UK companies will not be able to utilise limited fiscal representation under the Customs Regime 42 importation option as of 1 January 2026.

Chris Roome, associate director of Customs and Compliance at Nottingham-based Baxter Freight says: “This change will affect exporters where the VAT and duty are handled by the seller (DDP incoterm) but are using a French Tax Agents Global VAT number."

 

The alternatives available

Alternatives include using DAP incoterms instead which might mean designating the EU consignee as the importer of record.

As seen during Brexit, this process can cause confusion with some parties may be hesitant to provide the required documentation.

Clearing European imports through alternative routes such as The Netherlands or Belgium is another option. Or setting up Regime 40 with a French VAT registration.

This would suit exporters with high export levels or at least consistent sales to European customers, over 10 consignments a month, to justify the monthly management fees.

A key benefit of Regime 40 is that it allows customers to use a single bulk invoice instead of multiple smaller ones, resulting in cost savings. In contrast, bulk invoicing is not permitted under Regime 42.

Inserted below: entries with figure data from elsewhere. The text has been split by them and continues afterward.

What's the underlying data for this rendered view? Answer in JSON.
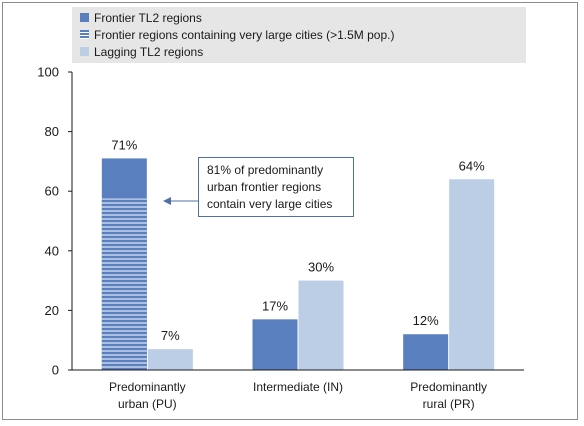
{
  "colors": {
    "frontier": "#5a7fbf",
    "frontier_large_cities_stripe": "#ffffff",
    "lagging": "#bccde6",
    "annotation_border": "#4f6fa8",
    "legend_background": "#e6e6e6",
    "axis": "#1a1a1a"
  },
  "legend": {
    "items": [
      {
        "label": "Frontier TL2 regions",
        "pattern": "solid",
        "color": "#5a7fbf"
      },
      {
        "label": "Frontier regions containing very large cities (>1.5M pop.)",
        "pattern": "striped",
        "color": "#5a7fbf"
      },
      {
        "label": "Lagging TL2 regions",
        "pattern": "solid",
        "color": "#bccde6"
      }
    ]
  },
  "annotation": {
    "lines": [
      "81% of predominantly",
      "urban frontier regions",
      "contain very large cities"
    ]
  },
  "chart_data": {
    "type": "bar",
    "categories": [
      [
        "Predominantly",
        "urban (PU)"
      ],
      [
        "Intermediate (IN)"
      ],
      [
        "Predominantly",
        "rural (PR)"
      ]
    ],
    "series": [
      {
        "name": "Frontier TL2 regions",
        "values": [
          71,
          17,
          12
        ],
        "labels": [
          "71%",
          "17%",
          "12%"
        ]
      },
      {
        "name": "Lagging TL2 regions",
        "values": [
          7,
          30,
          64
        ],
        "labels": [
          "7%",
          "30%",
          "64%"
        ]
      }
    ],
    "overlay": {
      "name": "Frontier regions containing very large cities (>1.5M pop.)",
      "category_index": 0,
      "value": 57.5
    },
    "ylim": [
      0,
      100
    ],
    "yticks": [
      0,
      20,
      40,
      60,
      80,
      100
    ],
    "grid": false,
    "legend_position": "top"
  }
}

Regime 42 is not being abolished and limited fiscal representation will still be a choice but only for EU established companies.

 

The reasons behind the change

These changes will bring France more in line with other EU Countries such as Belgium or The Netherlands which operate in a similar way.

Benefits of this change makes transportation inside the EU easier as the customs declaration has already been completed at the EU border.

Authorities will not need to track the delivery to the end point to ensure payment.

Additionally, it keeps the cash flow for consignees high as they will not have to pay upfront. The paperwork is completed behind the scenes by the authorised tax agent.

Roome adds: “There are still a great many benefits to importing to the EU via France and it’s still the best option in a lot of cases.”

 

The businesses most affected

Exporters with high shipment volumes will be less impacted by these changes, as they can typically switch to Regime 40 or use DAP terms providing their customers have the capacity to handle arrangements.

They are usually better positioned to manage VAT and import procedures internally.

The businesses most affected will be exporters shipping goods on an ad-hoc basis or in smaller volumes, where switching to alternative regimes is less commercially viable due to the added costs and responsibilities placed on the buyer.

Belgium and the Netherlands already have comparable rules in place, as they are the main entry points into the EU. France’s update is more a case of aligning with these standards rather than setting a new precedent.

 

Advice for UK exporters

Roome’s advice for exporters is: “If your EU consignee cannot act as the importer of record, you’ll need to appoint both a customs clearance agent and a tax agent in France.

“Alternatively, you can manage this process internally if your accounts team is experienced with EU import procedures and your business is registered for VAT in France.

“For freight forwarders, it’s essential to have either a reliable customs partner or an in-house customs team. In our experience, managing customs internally speeds up the process, provides greater control, and helps optimise costs.”